May 2, 2009

"Ambitious, dissatisfied, and vaguely angry'

Peter Wood explores how college today is shaping the American character of the young.

Children never learn or remember all the details of they are taught, but they drink in the basic messages about what is important and what’s not. In that sense, America has its own madrasses—secular madrassas of multiculturalism and sustainability. We call them public schools. Ashley Thorne’s article here last week, “Green Goblins,” pondered the recent poll of American school children by an environmentalist group that purported to find, “One out of three children aged 6 to 11 fears that Ma Earth won't exist when they grow up.”  Our success in teaching reading and math may be a bit spotty, but our success at instilling eco-apocalyptic fear in preteens is outstanding.
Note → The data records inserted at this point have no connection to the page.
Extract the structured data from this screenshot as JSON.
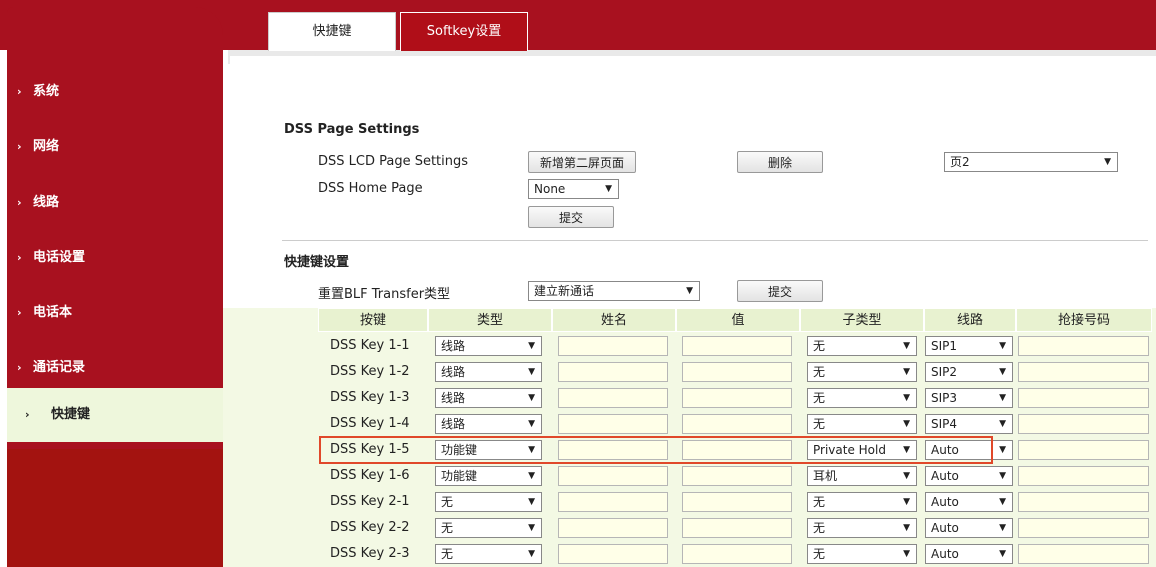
{
  "sidebar": {
    "items": [
      {
        "label": "系统"
      },
      {
        "label": "网络"
      },
      {
        "label": "线路"
      },
      {
        "label": "电话设置"
      },
      {
        "label": "电话本"
      },
      {
        "label": "通话记录"
      },
      {
        "label": "快捷键"
      }
    ]
  },
  "tabs": [
    {
      "label": "快捷键"
    },
    {
      "label": "Softkey设置"
    }
  ],
  "dss_page": {
    "heading": "DSS Page Settings",
    "lcd_label": "DSS LCD Page Settings",
    "add_button": "新增第二屏页面",
    "delete_button": "删除",
    "page_select": "页2",
    "home_label": "DSS Home Page",
    "home_select": "None",
    "submit": "提交"
  },
  "keys": {
    "heading": "快捷键设置",
    "blf_label": "重置BLF Transfer类型",
    "blf_select": "建立新通话",
    "submit": "提交",
    "columns": [
      "按键",
      "类型",
      "姓名",
      "值",
      "子类型",
      "线路",
      "抢接号码"
    ],
    "rows": [
      {
        "key": "DSS Key 1-1",
        "type": "线路",
        "subtype": "无",
        "line": "SIP1"
      },
      {
        "key": "DSS Key 1-2",
        "type": "线路",
        "subtype": "无",
        "line": "SIP2"
      },
      {
        "key": "DSS Key 1-3",
        "type": "线路",
        "subtype": "无",
        "line": "SIP3"
      },
      {
        "key": "DSS Key 1-4",
        "type": "线路",
        "subtype": "无",
        "line": "SIP4"
      },
      {
        "key": "DSS Key 1-5",
        "type": "功能键",
        "subtype": "Private Hold",
        "line": "Auto"
      },
      {
        "key": "DSS Key 1-6",
        "type": "功能键",
        "subtype": "耳机",
        "line": "Auto"
      },
      {
        "key": "DSS Key 2-1",
        "type": "无",
        "subtype": "无",
        "line": "Auto"
      },
      {
        "key": "DSS Key 2-2",
        "type": "无",
        "subtype": "无",
        "line": "Auto"
      },
      {
        "key": "DSS Key 2-3",
        "type": "无",
        "subtype": "无",
        "line": "Auto"
      }
    ]
  },
  "colors": {
    "brand": "#a8111f",
    "highlight": "#e0482a",
    "input_bg": "#ffffe8",
    "table_bg": "#f3f9e4"
  }
}
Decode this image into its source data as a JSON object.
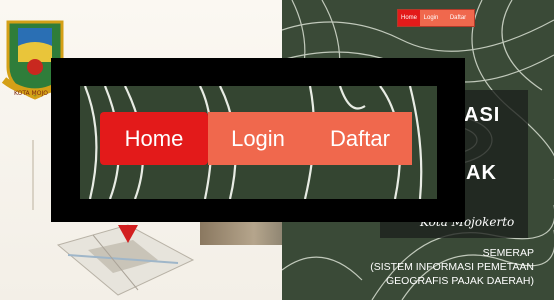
{
  "navigation": {
    "items": [
      {
        "label": "Home",
        "active": true
      },
      {
        "label": "Login",
        "active": false
      },
      {
        "label": "Daftar",
        "active": false
      }
    ],
    "colors": {
      "active": "#e31a1a",
      "inactive": "#f0684d"
    }
  },
  "hero": {
    "title_partial_1": "ASI",
    "title_partial_2": "AK",
    "signature": "Kota Mojokerto",
    "app_name": "SEMERAP",
    "description_line_1": "(SISTEM INFORMASI PEMETAAN",
    "description_line_2": "GEOGRAFIS PAJAK DAERAH)"
  },
  "emblem": {
    "text": "KOTA MOJO"
  },
  "colors": {
    "panel_dark": "#3a4a37",
    "accent_red": "#e31a1a"
  }
}
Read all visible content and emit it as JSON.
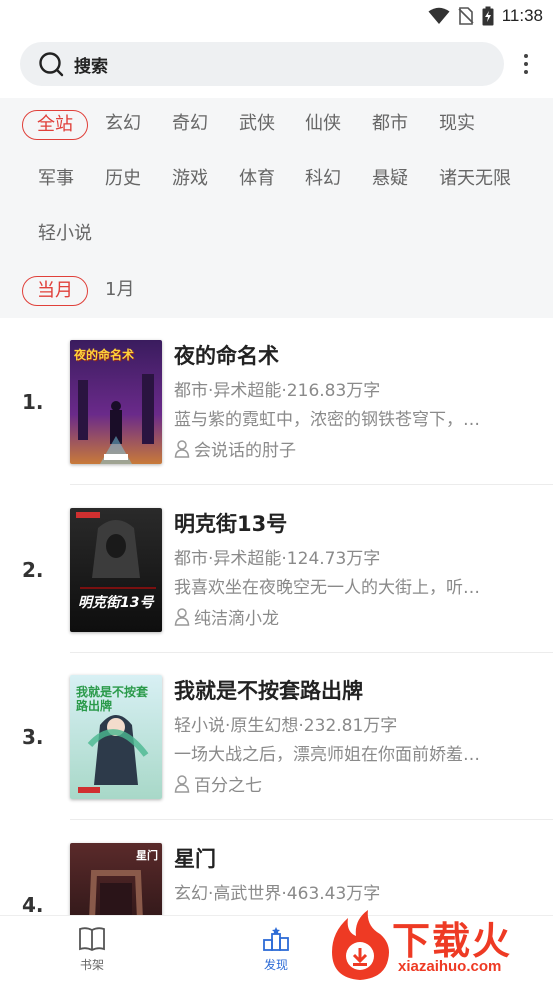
{
  "status_bar": {
    "time": "11:38"
  },
  "search": {
    "label": "搜索"
  },
  "categories": [
    "全站",
    "玄幻",
    "奇幻",
    "武侠",
    "仙侠",
    "都市",
    "现实",
    "军事",
    "历史",
    "游戏",
    "体育",
    "科幻",
    "悬疑",
    "诸天无限",
    "轻小说"
  ],
  "selected_category": "全站",
  "periods": {
    "selected": "当月",
    "other": "1月"
  },
  "books": [
    {
      "rank": "1.",
      "title": "夜的命名术",
      "meta": "都市·异术超能·216.83万字",
      "desc": "蓝与紫的霓虹中，浓密的钢铁苍穹下，…",
      "author": "会说话的肘子",
      "cover_text": "夜的命名术"
    },
    {
      "rank": "2.",
      "title": "明克街13号",
      "meta": "都市·异术超能·124.73万字",
      "desc": "我喜欢坐在夜晚空无一人的大街上，听…",
      "author": "纯洁滴小龙",
      "cover_text": "明克街13号"
    },
    {
      "rank": "3.",
      "title": "我就是不按套路出牌",
      "meta": "轻小说·原生幻想·232.81万字",
      "desc": "一场大战之后，漂亮师姐在你面前娇羞…",
      "author": "百分之七",
      "cover_text": "我就是不按套路出牌"
    },
    {
      "rank": "4.",
      "title": "星门",
      "meta": "玄幻·高武世界·463.43万字",
      "desc": "",
      "author": "",
      "cover_text": "星门"
    }
  ],
  "tabbar": {
    "bookshelf": "书架",
    "discover": "发现"
  },
  "watermark": {
    "text": "下载火",
    "sub": "xiazaihuo.com"
  },
  "colors": {
    "accent_red": "#e0403a",
    "tab_active": "#2d6bd6",
    "watermark": "#ee3a24"
  }
}
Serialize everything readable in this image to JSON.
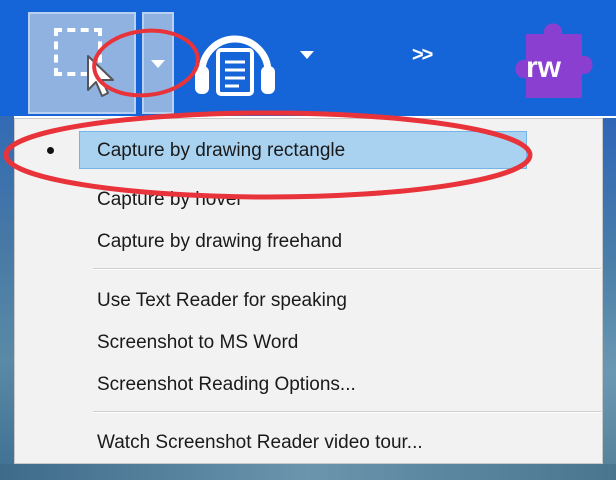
{
  "toolbar": {
    "more_label": ">>",
    "logo_text": "rw",
    "buttons": [
      {
        "name": "capture-mode",
        "icon": "selection-rectangle-cursor-icon"
      },
      {
        "name": "capture-dropdown",
        "icon": "chevron-down-icon"
      },
      {
        "name": "screenshot-reader",
        "icon": "headphones-document-icon"
      },
      {
        "name": "reader-dropdown",
        "icon": "chevron-down-icon"
      },
      {
        "name": "more-tools",
        "icon": "double-chevron-right-icon"
      },
      {
        "name": "readwrite-logo",
        "icon": "puzzle-piece-icon"
      }
    ]
  },
  "menu": {
    "items": [
      {
        "label": "Capture by drawing rectangle",
        "selected": true
      },
      {
        "label": "Capture by hover",
        "selected": false
      },
      {
        "label": "Capture by drawing freehand",
        "selected": false
      },
      {
        "label": "Use Text Reader for speaking",
        "selected": false
      },
      {
        "label": "Screenshot to MS Word",
        "selected": false
      },
      {
        "label": "Screenshot Reading Options...",
        "selected": false
      },
      {
        "label": "Watch Screenshot Reader video tour...",
        "selected": false
      }
    ]
  },
  "colors": {
    "toolbar_bg": "#1565d8",
    "menu_bg": "#f2f2f2",
    "highlight": "#a9d2f1",
    "annotation": "#e8333b",
    "logo_purple": "#8b3fd0"
  }
}
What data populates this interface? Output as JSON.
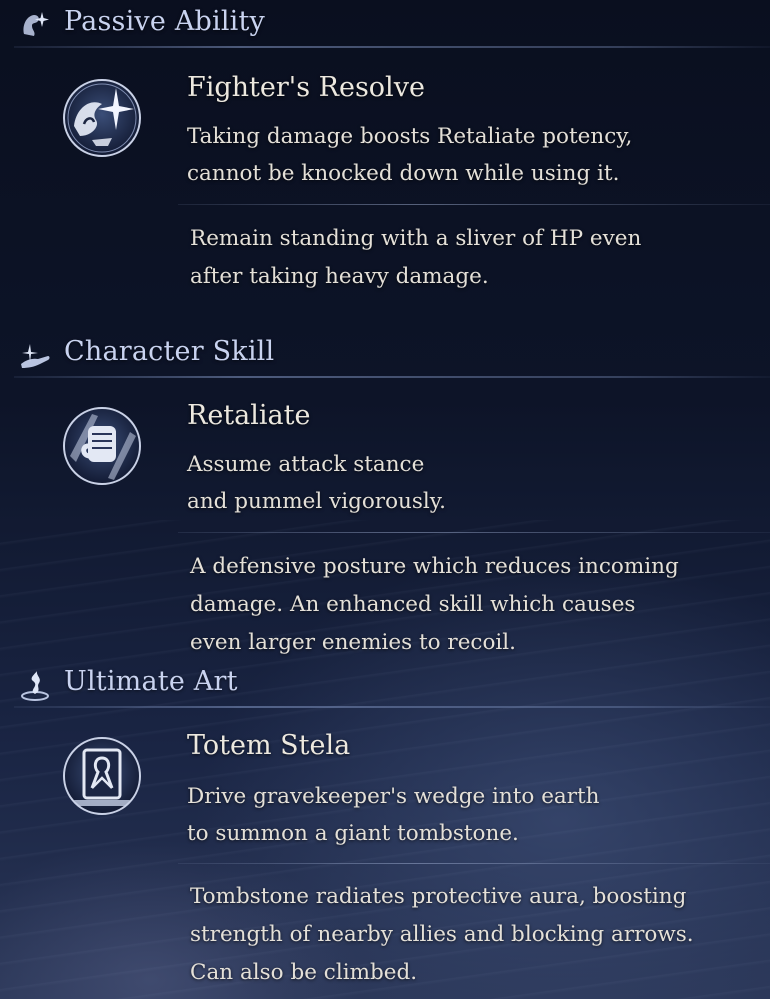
{
  "sections": [
    {
      "title": "Passive Ability",
      "header_icon": "spirit-sparkle-icon",
      "skill_icon": "fighters-resolve-icon",
      "skill_name": "Fighter's Resolve",
      "desc_lines": [
        "Taking damage boosts Retaliate potency,",
        "cannot be knocked down while using it."
      ],
      "detail_lines": [
        "Remain standing with a sliver of HP even",
        "after taking heavy damage."
      ]
    },
    {
      "title": "Character Skill",
      "header_icon": "hand-skill-icon",
      "skill_icon": "retaliate-fist-icon",
      "skill_name": "Retaliate",
      "desc_lines": [
        "Assume attack stance",
        "and pummel vigorously."
      ],
      "detail_lines": [
        "A defensive posture which reduces incoming",
        "damage. An enhanced skill which causes",
        "even larger enemies to recoil."
      ]
    },
    {
      "title": "Ultimate Art",
      "header_icon": "swirl-flame-icon",
      "skill_icon": "totem-stela-icon",
      "skill_name": "Totem Stela",
      "desc_lines": [
        "Drive gravekeeper's wedge into earth",
        "to summon a giant tombstone."
      ],
      "detail_lines": [
        "Tombstone radiates protective aura, boosting",
        "strength of nearby allies and blocking arrows.",
        "Can also be climbed."
      ]
    }
  ]
}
American Character, the Remix: How College is Shaping Us Now

The character that contemporary American education seems most to foster is also a person unmoored to any abiding sense of reality. He or she—more often she given that about 58 percent of the students are young women—is ambitious, dissatisfied, and vaguely angry.  College has made it a settled fact that America is a profoundly unfair society, but that the “structural inequalities” run so deep that there is little that can be done about them. This allows the alternatives of resentful passivity or frenetic pursuit of symbolic protests and acts of atonement. Often you see both in the same person. Lethargically pessimistic one day, stridently assertive the next.